Член Четвертой Государственной Думы Василий Шульгин. 1910-е годы

Его жизнь вместила в себя самые разные эпохи. Василий Шульгин родился в Киеве при Александре II, рос при Александре III, был депутатом Государственной Думы при Николае II, уехал в эмиграцию при Ленине, был осужден на 25-летний срок в советской тюрьме при Сталине, стал гостем Хрущева на XXII съезде КПСС, умер во Владимире при Брежневе.

Ему было 66 лет, когда ранним утром 24 декабря 1944 года он вышел из дома в Сремских Карловцах за молоком. На обратном пути к нему подошел советский боец и попросил на минуту зайти к коменданту. Минута растянулась на годы. Многочасовые допросы стали вынужденными воспоминаниями, когда Шульгин не по собственному желанию снова перебирал в памяти события своей жизни, тревожа тени прошлого. С годами он все больше укреплялся во мнении, что жизнь и смерть человека, его свобода и несвобода, здоровье и болезни зависят от судьбы. «Каждый из нас, простых смертных, коим не выпала доля, завидная или печальная, творить историю [здесь и далее выделение слов сделано Шульгиным. – А. Р.], должны по необходимости рассматривать иные события, как фатум, независимый от нашей воли. <…> Из этого, конечно, не следует, что, являясь простыми читателями книги Судьбы, мы не должны и "сметь свое суждение иметь". Можно, а иногда и должно, промолчать, но не обязательно быть Молчалиными. Пусть страница перевернута не нами, но выводы при ее чтении мы сделаем сами и сообразно этим выводам и будем поступать», – полагал он.

Альфонсообразный киевлянин

Василий Шульгин родился 1 (13) января 1878 года в Киеве в семье историка Виталия Яковлевича Шульгина. Отец умер в год рождения сына, и вскоре мать вышла замуж за экономиста, профессора Дмитрия Пихно. Тот воспитал пасынка как родного, и ходили слухи, что Василий был его подлинным, а не приемным сыном. Затем последовала учеба в гимназии и в Киевском университете, воинская повинность. Шульгин мог пойти в науку, заняться хозяйством, попробовать себя на военном или публицистическом поприще. В определенной мере все это, конечно, будет в его жизни, но главной станет политика. После блестяще проведенной предвыборной кампании, в феврале 1907 года, он подъехал к Таврическому дворцу в Петербурге и прошел в Зал заседаний Государственной Думы.
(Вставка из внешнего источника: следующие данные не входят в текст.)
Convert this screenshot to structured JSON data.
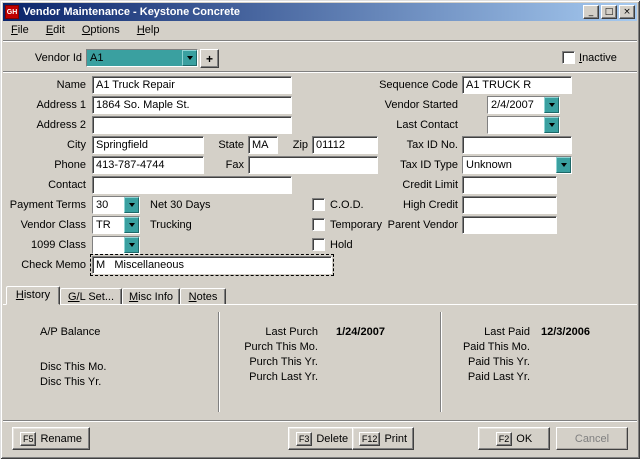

Ему нравилась политическая борьба, и в многоголосом парламенте, где было немало ярких ораторов, Шульгин занял свою нишу. Он не кричал и не ругался – произносил речи негромко и немного иронично. Позже в письме к своему другу, кадету Василию Маклакову, он так объяснил эту манеру: «Должен сказать, что у меня всегда было непреодолимое желание разговаривать самым презрительным тоном с наглецами. И это потому, что это единственный отпор, который они понимают. <…> Во Второй, да и в Третьей, Государственной Думе я имел несчастную особенность доводить своих политических противников до неописуемой ярости именно этим свойством. И если хотите, это прием правильный. Довести противника до бешенства, сохранив самому хладнокровие, есть один из методов борьбы. Вот откуда, я думаю, и происходит эта манера по существу». Его слушали внимательно, с нарастающим беспокойством и тревожным нетерпением. Для одних он стал лидером, для других – противником. Впоследствии вспоминая отзывы на свои выступления, Василий Витальевич отмечал, что примерно через месяц после того, как он впервые взошел на думскую трибуну, о нем писали: «Снова на кафедре Шульгин. Хитро поблескивая глазами херувима, эта очковая змея говорит отменные гадости Государственной Думе»; а еще через несколько месяцев он получил такую характеристику: «Говорит всем известный альфонсообразный Шульгин».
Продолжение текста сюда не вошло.